In this paper an analysis/synthesis technique based on a sinusoidal representation was presented that has proven to be very appropriate for signals which are well characterized as a sum of inharmonic sinusoids with slowly varying amplitudes and frequencies. The previously used harmonic vocoder techniques have been relatively unwieldy in the inharmonic case, and less robust even in the harmonic case. PARSHL obtains the sinusoidal representation of the input sound by tracking the amplitude, frequency, and phase of the most prominent peaks in a series of spectra computed using the Fast Fourier Transform of successive, overlapping, windowed data frames, taken over the duration of a sound.
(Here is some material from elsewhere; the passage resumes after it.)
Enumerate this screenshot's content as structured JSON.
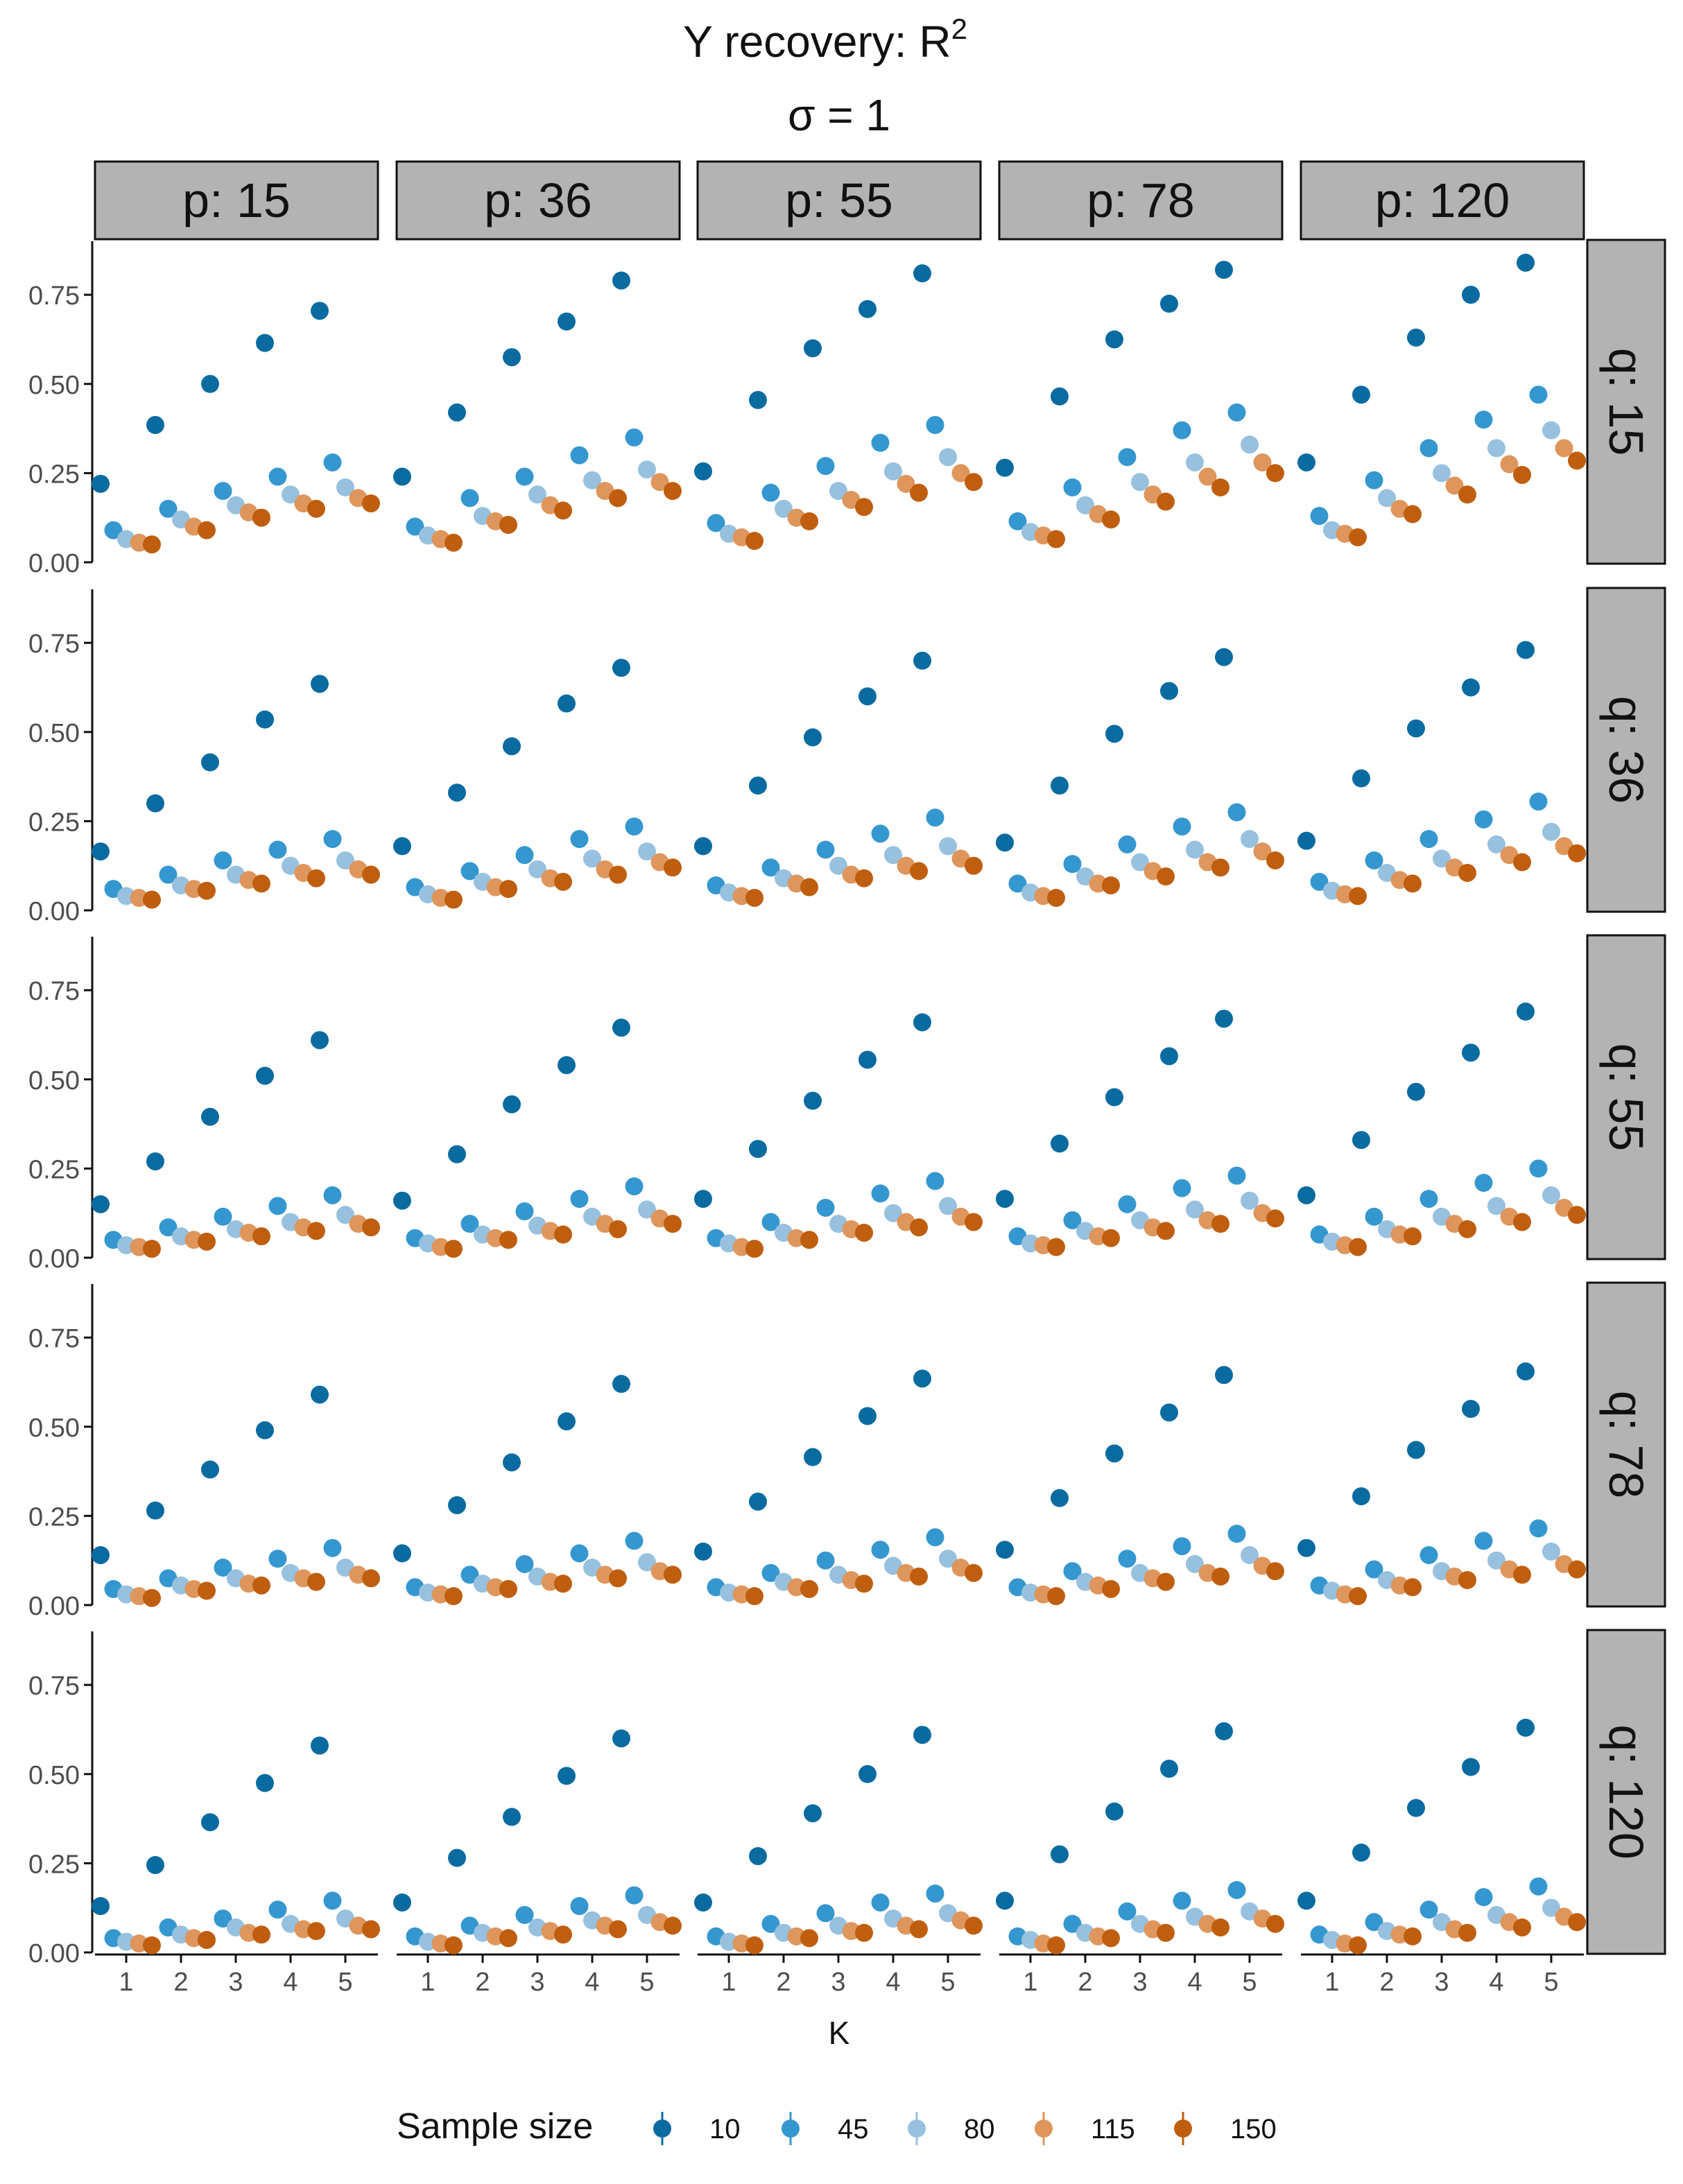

We have mentioned some of the musical applications of this sinusoidal representation.
Continuing the work with this analysis/synthesis technique we are implementing PARSHL on a Lisp Machine with an attached FPS AP120B array processor. We plan to study further its sound transformation possibilities and the use of PARSHL in conjunction with other analysis/synthesis techniques such as Linear Predictive Coding (LPC) .
The basic ``FFT processor'' at the heart of PARSHL provides a ready point of departure for many other STFT applications such as FIR filtering, speech coding, noise reduction, adaptive equalization, cross-synthesis, and many more. The basic parameter trade-offs discussed in this paper are universal across all of these applications.
Although PARSHL was designed to analyze piano recordings, it has proven very successful in extracting additive synthesis parameters for radically inharmonic sounds. It provides interesting effects when made to extract peak trajectories in signals which are not describable as sums of sinusoids (such as noise or ocean recordings). PARSHL has even demonstrated that speech can be intelligible after reducing it to only the three strongest sinusoidal components.
The surprising success of additive synthesis from spectral peaks suggests a close connection with audio perception. Perhaps timbre perception is based on data reduction in the brain similar to that carried out by PARSHL. This data reduction goes beyond what is provided by critical-band masking. Perhaps a higher-level theory of ``timbral masking'' or ``main feature dominance'' is appropriate, wherein the principal spectral features serve to define the timbre, masking lower-level (though unmasked) structure. The lower-level features would have to be restricted to qualitatively similar behavior in order that they be ``implied'' by the louder features. Another point of view is that the spectral peaks are analogous to the outlines of figures in a picture--they capture enough of the perceptual cues to trigger the proper percept; memory itself may then serve to fill in the implied spectral features (at least for a time).
Techniques such as PARSHL provide a powerful analysis tool toward extracting signal parameters matched to the characteristics of hearing. Such an approach is perhaps the best single way to obtain cost-effective, analysis-based synthesis of any sound.